WHAT IS SLEEP? – ETYMOLOGY
The English word “sleep”, which serves as both a noun and a verb, is Germanic in origin, probably originally derived from the Gothic word sleps, and closely related to the modern German Schlaf and the Dutch slaap. The words “slumber” and “doze” are also Germanic in origin, and “drowsy” is from Old English (and so also Germanic in its ultimate roots).
Most European Romance languages take their words for sleep from the Latin somnus (e.g. sommeil in French, sonno in Italian, sueño in Spanish, sono in Portuguese, etc), which is also the root for English words like “somnolent”, “insomnia”, “somnambulist”, etc. Many other languages also have a related root, e.g. Swedish sömn, Danish sevn, Russian son, Polish sen, Bulgarian sun, Serbo-Croatian san, etc.

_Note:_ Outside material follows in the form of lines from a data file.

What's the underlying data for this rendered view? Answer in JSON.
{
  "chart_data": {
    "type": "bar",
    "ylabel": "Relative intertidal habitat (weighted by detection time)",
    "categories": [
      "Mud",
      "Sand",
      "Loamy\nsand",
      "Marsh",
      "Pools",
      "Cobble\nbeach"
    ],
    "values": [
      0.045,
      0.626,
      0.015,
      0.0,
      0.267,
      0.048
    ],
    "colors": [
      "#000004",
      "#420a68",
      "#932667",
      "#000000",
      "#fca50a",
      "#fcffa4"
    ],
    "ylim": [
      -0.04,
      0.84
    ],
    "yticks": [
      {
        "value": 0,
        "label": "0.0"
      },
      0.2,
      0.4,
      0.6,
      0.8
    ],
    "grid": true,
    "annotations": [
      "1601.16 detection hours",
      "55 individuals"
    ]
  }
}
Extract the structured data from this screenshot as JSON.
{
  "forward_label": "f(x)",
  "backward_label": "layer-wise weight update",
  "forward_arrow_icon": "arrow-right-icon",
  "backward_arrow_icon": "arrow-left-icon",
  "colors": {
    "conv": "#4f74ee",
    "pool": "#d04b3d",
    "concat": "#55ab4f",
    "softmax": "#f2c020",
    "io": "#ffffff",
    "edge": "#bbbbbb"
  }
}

Sleep-related English words like “soporific” come from the Latin sopor (meaning deep sleep, but also the name of the Roman god of sleep), and words like “hypnotic” and “hypnogenic” are from the Greek hypnos (meaning sleep, but also the Greek god of sleep). “Dormant” comes from the same roots as the French verb dormir, namely the Latin verb dormire, meaning to sleep.
The opposite of sleep as a noun is usually referred to as “wakefulness”, a rather cumbersome word derived (like “wakeful”, “waken”, “awake”, “waking”, “awakening” etc) from the verb “wake”, which is from Old English and ultimately Germanic roots. Incidentally, “wakefulness” refers to the alert state of mind normally experienced during the daytime; “sleeplessness”, on the other hand, has slightly different connotations and usually refers to an inability to sleep during times normally reserved for sleeping.
The etymology of the word “dream” is less clear. It appears to have descended from an Anglo-Saxon word dream meaning joy, merriment or music, or possibly from the West Germanic word draugmas, meaning deception or illusion. But it is interesting to note that the Proto-Indo-European word for sleep is thought to have been dre- or drem (Proto-Indo-European is the ancestral root language behind most European languages, as well as many other languages in Eastern Europe, the Middle East and the Indian subcontinent).